Other parts of our relationship are ok. Some of the cons u can say is, does weed and smokes. Stopped for 5 plus years then started again. They tease me a lot to the point I am super mad. Is friends with questionable people who also smoke and do weed but are also ambitious etc. Says the B word nonchalantly (like with me and close friends) which icks me. Also I just got serious with them like 5 years ago. We were together but actually missing and thinking about them when we did long distance but me realize I want to marry them. He is head over heels for me. And is a smart, witty, ambitious, kind person with good morals and character so idk. We have good communication and are respectful and do love each other. But I am in my mid 20s. So is he. And maybe I haven’t actively been with anyone else or traveled enough or met with other people but even then I feel like he is the one.

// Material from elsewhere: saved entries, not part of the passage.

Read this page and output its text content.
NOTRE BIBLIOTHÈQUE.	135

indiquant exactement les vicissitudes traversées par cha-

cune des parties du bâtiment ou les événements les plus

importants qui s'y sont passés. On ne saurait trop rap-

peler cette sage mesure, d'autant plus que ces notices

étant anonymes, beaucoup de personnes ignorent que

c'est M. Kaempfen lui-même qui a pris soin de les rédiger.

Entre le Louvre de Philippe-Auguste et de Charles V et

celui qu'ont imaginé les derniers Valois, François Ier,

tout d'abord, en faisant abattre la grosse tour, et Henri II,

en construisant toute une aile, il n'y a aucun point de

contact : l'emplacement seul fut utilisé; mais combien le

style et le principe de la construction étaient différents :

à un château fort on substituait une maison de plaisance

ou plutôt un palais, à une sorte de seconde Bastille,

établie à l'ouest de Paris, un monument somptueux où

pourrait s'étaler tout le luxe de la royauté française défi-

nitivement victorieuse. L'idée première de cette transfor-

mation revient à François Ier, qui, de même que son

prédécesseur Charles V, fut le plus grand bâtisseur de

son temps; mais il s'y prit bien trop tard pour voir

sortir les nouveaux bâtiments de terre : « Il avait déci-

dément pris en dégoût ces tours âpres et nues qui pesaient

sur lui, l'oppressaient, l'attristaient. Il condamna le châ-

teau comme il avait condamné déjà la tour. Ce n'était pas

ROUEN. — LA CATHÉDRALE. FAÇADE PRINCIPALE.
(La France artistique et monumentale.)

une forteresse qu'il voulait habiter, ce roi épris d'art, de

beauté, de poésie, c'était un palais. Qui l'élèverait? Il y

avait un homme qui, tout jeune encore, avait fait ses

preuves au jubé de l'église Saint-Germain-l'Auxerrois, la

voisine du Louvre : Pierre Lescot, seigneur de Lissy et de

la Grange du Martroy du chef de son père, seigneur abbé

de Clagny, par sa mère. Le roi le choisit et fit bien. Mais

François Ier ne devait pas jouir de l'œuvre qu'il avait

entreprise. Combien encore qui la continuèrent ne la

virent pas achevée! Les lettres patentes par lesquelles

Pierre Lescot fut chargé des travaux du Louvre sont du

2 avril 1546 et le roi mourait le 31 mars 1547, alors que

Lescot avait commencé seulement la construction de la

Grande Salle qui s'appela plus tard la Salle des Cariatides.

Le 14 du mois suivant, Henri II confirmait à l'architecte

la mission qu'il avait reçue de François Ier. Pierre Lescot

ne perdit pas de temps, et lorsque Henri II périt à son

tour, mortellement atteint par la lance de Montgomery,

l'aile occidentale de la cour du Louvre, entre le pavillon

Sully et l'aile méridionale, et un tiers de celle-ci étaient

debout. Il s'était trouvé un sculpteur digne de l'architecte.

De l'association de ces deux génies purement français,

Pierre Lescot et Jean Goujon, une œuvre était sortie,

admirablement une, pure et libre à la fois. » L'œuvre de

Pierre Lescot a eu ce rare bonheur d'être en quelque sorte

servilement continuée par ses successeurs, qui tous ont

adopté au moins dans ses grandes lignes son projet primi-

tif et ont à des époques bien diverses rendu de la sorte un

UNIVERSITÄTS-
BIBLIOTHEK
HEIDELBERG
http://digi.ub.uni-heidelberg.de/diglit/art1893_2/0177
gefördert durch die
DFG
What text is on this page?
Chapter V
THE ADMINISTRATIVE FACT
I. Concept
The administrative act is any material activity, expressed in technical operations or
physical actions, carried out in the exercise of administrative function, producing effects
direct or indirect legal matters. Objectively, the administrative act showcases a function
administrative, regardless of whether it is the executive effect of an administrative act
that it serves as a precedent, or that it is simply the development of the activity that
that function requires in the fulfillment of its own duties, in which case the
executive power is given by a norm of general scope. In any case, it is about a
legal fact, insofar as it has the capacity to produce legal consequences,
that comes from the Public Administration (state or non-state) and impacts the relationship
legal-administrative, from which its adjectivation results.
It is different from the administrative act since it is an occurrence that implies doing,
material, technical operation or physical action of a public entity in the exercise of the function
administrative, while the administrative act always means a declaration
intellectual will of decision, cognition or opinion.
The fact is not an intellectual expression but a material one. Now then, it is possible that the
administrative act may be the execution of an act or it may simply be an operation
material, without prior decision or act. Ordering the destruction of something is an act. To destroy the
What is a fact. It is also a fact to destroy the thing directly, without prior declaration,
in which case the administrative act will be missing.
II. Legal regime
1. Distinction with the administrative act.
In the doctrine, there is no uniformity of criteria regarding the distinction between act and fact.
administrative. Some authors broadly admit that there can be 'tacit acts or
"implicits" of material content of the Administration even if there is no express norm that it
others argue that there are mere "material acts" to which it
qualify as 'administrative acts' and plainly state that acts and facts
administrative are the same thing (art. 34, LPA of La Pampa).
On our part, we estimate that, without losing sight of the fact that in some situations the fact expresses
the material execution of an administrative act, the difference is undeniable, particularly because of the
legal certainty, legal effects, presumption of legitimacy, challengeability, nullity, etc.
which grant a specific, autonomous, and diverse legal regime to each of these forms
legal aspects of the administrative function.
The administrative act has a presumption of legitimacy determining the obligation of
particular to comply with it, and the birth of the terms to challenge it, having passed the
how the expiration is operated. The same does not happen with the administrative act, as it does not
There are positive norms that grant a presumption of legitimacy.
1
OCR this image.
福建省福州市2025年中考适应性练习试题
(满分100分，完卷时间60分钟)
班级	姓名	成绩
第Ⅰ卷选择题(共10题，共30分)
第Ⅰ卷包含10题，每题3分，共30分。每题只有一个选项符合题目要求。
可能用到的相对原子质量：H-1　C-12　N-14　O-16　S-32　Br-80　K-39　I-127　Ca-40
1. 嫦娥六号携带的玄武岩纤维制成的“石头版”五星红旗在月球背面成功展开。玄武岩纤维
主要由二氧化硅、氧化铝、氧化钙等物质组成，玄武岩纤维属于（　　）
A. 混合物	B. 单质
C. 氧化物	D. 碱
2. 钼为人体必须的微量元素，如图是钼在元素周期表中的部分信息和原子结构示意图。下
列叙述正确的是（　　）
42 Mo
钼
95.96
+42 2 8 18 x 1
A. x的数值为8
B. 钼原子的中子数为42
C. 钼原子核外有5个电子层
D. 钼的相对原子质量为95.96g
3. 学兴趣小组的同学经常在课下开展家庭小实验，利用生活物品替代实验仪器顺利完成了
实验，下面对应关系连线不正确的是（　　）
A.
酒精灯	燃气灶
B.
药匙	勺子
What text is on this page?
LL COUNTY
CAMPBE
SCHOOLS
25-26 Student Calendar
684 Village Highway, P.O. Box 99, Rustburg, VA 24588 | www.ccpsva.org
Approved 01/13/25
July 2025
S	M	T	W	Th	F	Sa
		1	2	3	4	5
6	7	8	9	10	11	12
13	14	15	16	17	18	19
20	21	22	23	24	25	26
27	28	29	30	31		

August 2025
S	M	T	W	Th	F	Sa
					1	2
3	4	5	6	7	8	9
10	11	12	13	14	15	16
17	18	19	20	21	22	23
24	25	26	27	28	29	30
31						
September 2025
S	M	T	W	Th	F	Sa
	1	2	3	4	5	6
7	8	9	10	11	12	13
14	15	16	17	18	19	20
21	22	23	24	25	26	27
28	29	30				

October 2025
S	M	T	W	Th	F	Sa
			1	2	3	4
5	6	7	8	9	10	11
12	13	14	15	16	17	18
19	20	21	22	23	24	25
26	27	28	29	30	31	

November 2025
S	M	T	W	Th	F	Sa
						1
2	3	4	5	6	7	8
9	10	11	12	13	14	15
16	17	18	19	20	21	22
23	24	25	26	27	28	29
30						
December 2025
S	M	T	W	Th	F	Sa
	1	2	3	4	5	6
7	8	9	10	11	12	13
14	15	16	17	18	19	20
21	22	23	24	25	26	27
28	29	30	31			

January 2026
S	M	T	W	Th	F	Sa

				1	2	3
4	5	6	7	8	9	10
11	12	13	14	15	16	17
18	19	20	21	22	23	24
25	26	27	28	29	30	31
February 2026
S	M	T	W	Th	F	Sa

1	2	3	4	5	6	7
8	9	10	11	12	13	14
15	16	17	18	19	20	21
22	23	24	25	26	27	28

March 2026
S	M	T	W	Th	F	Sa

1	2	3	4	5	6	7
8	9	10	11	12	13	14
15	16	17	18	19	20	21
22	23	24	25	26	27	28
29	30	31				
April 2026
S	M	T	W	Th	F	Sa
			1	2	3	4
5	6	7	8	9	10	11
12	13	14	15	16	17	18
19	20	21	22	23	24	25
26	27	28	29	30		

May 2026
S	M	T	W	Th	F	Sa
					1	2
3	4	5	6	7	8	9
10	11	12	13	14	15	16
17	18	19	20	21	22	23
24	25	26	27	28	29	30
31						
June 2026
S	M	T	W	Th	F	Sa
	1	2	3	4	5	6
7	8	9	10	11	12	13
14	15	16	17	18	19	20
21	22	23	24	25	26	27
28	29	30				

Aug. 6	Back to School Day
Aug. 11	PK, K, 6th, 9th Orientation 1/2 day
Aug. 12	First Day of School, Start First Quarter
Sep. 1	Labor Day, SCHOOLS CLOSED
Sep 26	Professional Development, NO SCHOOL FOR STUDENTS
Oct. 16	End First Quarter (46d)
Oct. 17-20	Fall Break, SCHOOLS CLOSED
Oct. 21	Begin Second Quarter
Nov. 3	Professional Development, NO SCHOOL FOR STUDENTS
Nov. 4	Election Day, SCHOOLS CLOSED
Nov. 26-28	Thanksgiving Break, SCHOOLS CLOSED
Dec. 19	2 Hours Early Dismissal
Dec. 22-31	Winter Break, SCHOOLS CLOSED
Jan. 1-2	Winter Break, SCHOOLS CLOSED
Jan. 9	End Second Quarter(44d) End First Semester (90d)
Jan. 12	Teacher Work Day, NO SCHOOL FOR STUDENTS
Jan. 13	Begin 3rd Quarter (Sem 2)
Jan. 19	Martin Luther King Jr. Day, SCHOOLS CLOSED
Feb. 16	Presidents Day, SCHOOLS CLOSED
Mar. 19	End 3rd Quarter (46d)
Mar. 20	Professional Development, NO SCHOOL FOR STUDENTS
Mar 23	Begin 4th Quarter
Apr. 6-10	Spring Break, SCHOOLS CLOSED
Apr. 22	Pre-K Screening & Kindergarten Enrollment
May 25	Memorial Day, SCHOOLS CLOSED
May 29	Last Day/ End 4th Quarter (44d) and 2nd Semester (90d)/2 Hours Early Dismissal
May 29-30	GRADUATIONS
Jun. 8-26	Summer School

I feel as though I am being shallow but on the other hand I feel like I will not be able to live a full life with him and that I can do better (some of my friends said that).

3 comments
  1. I’m in a similar situation, but the problem I’ve started having is I don’t find my partner attractive, I thought eventually I’d stop being shallow but it hasn’t changed over the past 10 months. I’ve really struggled with it because she does tick so many qualities I like in a woman, but physical attractiveness is literally the only one that she hasn’t ticked.

    I’m currently taking time out and getting some head space to think on it, but I highly doubt it’ll change. It really does suck

  2. I understand sadly I think the guy you are explaining is not for you .you’re guy is cultured dose exist and mannerisms are important . I truly believe the guy you’re looking for would be found in a art museum or a place you would enjoy . sounds like you want to share similar experiences and interests . I believe that’s not asking too much but to be fair a guy who picks on you is someone who is in to you you just need some one who can be nice and playful .

  3. This is easily the biggest mistake in mindset I made while dating in my twenties. Initially, I was certain that I wanted a similarly arts, music, and philosophy-driven person that I could go to concerts with and watch the same movies. The result? I found that sharing interests was *all* I could do with that person.

    Three years ago, I started dating a girl who shares only a few of my interests and hobbies; instead, what we share is the Big Stuff – communication style, views on family, ethics, sexual preferences, and sense of humor.

    We got engaged last April and are getting married this May.